Across all the areas we observed and measured, we found implementing Dandy into your projects and following best practices provides an average 25% reduction in token usage. After developers gained familiarity with advanced patterns, some integrations achieved over 60% reduction in token usage.

The two main drivers in this were teaching developers the best way to develop artificial intelligence integrations and improving Dandy through feedback so that all interactions are improved in parallel.
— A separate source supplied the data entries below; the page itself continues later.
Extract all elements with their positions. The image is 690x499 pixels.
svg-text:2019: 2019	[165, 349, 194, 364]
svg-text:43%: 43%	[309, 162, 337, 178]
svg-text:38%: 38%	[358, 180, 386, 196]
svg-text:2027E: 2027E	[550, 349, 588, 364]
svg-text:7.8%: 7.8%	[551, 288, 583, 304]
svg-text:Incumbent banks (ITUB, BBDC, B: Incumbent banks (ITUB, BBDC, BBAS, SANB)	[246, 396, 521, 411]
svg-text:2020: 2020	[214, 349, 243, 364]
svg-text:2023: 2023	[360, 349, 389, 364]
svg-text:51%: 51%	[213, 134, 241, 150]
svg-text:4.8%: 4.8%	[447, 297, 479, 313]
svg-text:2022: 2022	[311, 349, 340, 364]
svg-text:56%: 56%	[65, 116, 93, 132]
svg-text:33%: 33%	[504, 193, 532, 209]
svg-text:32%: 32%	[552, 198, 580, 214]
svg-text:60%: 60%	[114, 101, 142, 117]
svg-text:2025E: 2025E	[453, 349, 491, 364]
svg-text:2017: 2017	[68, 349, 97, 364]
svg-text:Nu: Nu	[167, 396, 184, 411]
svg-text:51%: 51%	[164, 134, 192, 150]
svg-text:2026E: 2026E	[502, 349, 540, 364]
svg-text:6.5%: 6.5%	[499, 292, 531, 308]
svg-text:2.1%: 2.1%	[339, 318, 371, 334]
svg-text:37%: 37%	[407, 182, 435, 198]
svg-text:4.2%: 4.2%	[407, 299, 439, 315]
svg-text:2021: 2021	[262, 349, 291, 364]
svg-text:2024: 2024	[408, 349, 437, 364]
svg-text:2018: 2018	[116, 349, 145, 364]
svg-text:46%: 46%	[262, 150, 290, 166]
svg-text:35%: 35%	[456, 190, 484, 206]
Token Reduction Per Module Results

All results are the average range of reduction in usage per interaction for prompt and completion tokens rounded down to the nearest 5% for simplicity.

Prompt

Average Reduction Percentage:
- Prompt Tokens: 0% to 5%
- Completion Tokens: 5% to 10%
Effect Source:
- Developer Behavior
Measurement:
- Type:
  - Observational
- Method:
  - Working with a wide skill range of developers and having them integrate Dandy into their projects.
  - As they implemented or replaced features with Dandy we check the token usage before and after to confirm a reduction in token usage.

Intel

Average Reduction Percentage:
- Prompt Tokens: 10% to 15%
- Completion Tokens: 0% to 5%
Effect Source:
- Testing
Measurement:
- Type:
  - Computational
- Method:
  - We ran multiple prompts cutting away the prompt tokens and allowing the intel object to guide the LLM.
  - In these scenarios the direct reduction of prompt tokens did not affect the outcome of the completion tokens.

Bot

Average Reduction Percentage:
- Prompt Tokens: 5% to 10%
- Completion Tokens: 15% to 20%
Effect Source:
- Developer Behavior
Measurement:
- Type:
  - Observational
- Method:
  - Watching developers use and chain bots together, we measured the before and after of the token usage in their process.
  - Since the structure of the bots was easy and flexible for developers to continuously optimize the pre- and post-processing created a direct reduction in tokens.

Decoder

Average Reduction Percentage:
- Prompt Tokens: 30% to 35%
- Completion Tokens: 75% to 80%
Effect Source:
- Testing
Measurement:
- Type:
  - Computational
- Method:
  - Evaluating the pre-processing done with the decoder through testing, we were able to measure directly the reduction in tokens required to make decisions using decoders.
  - The dynamic system prompt in the background of Dandy for each of its modules is continuously tested to confirm its performance.

Cache

Average Reduction Percentage:
- Prompt Tokens: 20% to 25%
- Completion Tokens: 20% to 25%
Effect Source:
- Testing
Measurement:
- Type:
  - Computational
- Method:
  - Across our client projects and development implementation we were able to measure the effected interactions using caching.
  - We looked at multiple implementations of caching and took the median based on real-world application.